I am looking at the WHOLE picture. Very few countries did “handouts” of the kind done in the US, where everybody got checks over and above. In most countries the best people could hope for was “salary replacement” (i.e. “no extra money.) In most it was partial salary replacement: 50%, 80%, (i.e. “even less money).

Where you are right is that demand increased, but that was not due to “government handouts”, it was due to people have more time, nothing to do, online shopping, game playing, etc.

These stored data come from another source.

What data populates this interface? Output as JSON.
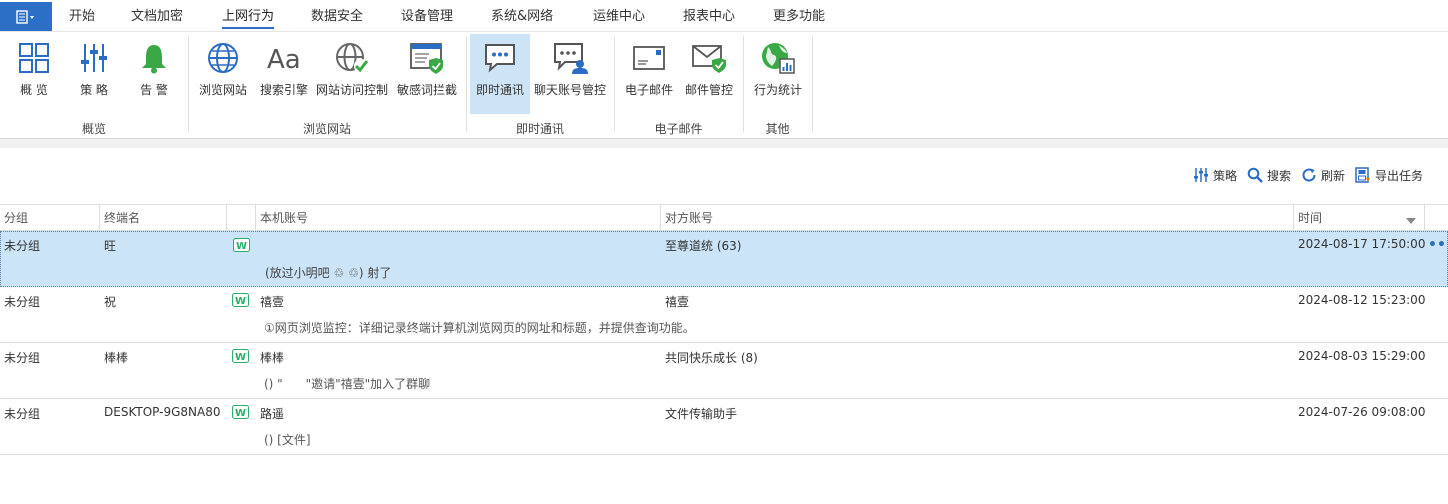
{
  "menu": {
    "items": [
      "开始",
      "文档加密",
      "上网行为",
      "数据安全",
      "设备管理",
      "系统&网络",
      "运维中心",
      "报表中心",
      "更多功能"
    ],
    "active_index": 2
  },
  "ribbon": {
    "buttons": [
      "概 览",
      "策 略",
      "告 警",
      "浏览网站",
      "搜索引擎",
      "网站访问控制",
      "敏感词拦截",
      "即时通讯",
      "聊天账号管控",
      "电子邮件",
      "邮件管控",
      "行为统计"
    ],
    "selected_button": "即时通讯",
    "groups": [
      "概览",
      "浏览网站",
      "即时通讯",
      "电子邮件",
      "其他"
    ]
  },
  "toolbar": {
    "policy": "策略",
    "search": "搜索",
    "refresh": "刷新",
    "export": "导出任务"
  },
  "table": {
    "columns": [
      "分组",
      "终端名",
      "本机账号",
      "对方账号",
      "时间"
    ],
    "rows": [
      {
        "group": "未分组",
        "terminal": "旺",
        "local_account": "",
        "peer_account": "至尊道统 (63)",
        "time": "2024-08-17 17:50:00",
        "message": "(放过小明吧 ♲ ♲) 射了",
        "selected": true
      },
      {
        "group": "未分组",
        "terminal": "祝",
        "local_account": "禧壹",
        "peer_account": "禧壹",
        "time": "2024-08-12 15:23:00",
        "message": "①网页浏览监控：详细记录终端计算机浏览网页的网址和标题，并提供查询功能。",
        "selected": false
      },
      {
        "group": "未分组",
        "terminal": "棒棒",
        "local_account": "棒棒",
        "peer_account": "共同快乐成长 (8)",
        "time": "2024-08-03 15:29:00",
        "message": "() \"      \"邀请\"禧壹\"加入了群聊",
        "selected": false
      },
      {
        "group": "未分组",
        "terminal": "DESKTOP-9G8NA80",
        "local_account": "路遥",
        "peer_account": "文件传输助手",
        "time": "2024-07-26 09:08:00",
        "message": "() [文件]",
        "selected": false
      }
    ]
  },
  "colors": {
    "accent": "#2b6cc4",
    "selected_row": "#cce4f7",
    "wechat": "#2aae67"
  }
}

The amount of money, except in the US, was largely the same in the rest of the world, it was just a replacement from one pocket into another. That’s why “government handouts” is a shibboleth, this inflation is almost entirely demand produced against a declining supply because of factory shutdown (overseas, mostly) and supply chain breaks.

2 Likes

All the above might be the motivation to go shopping.

None of the above will pay for goods and services, only money can buy stuff. Demand is ‘want’ plus the ‘ability’ to pay for it, cash or credit.

The Captain

1 Like

Of course. And we know from aggregate data that use of personal credit soared during the pandemic - in the US, in Asia, and in Europe. No need for “helicopter money”, especially since that mostly didn’t happen outside the US.

Your thesis is simply wrong. “Government handouts” may have exacerbated things in the US, but had nothing to do with demand in most other countries, ALL of which are experiencing inflation.

6 Likes

I don’t follow “most other countries.” I am talking about the USA.

Stop defending the indefensible! Last post in this thread.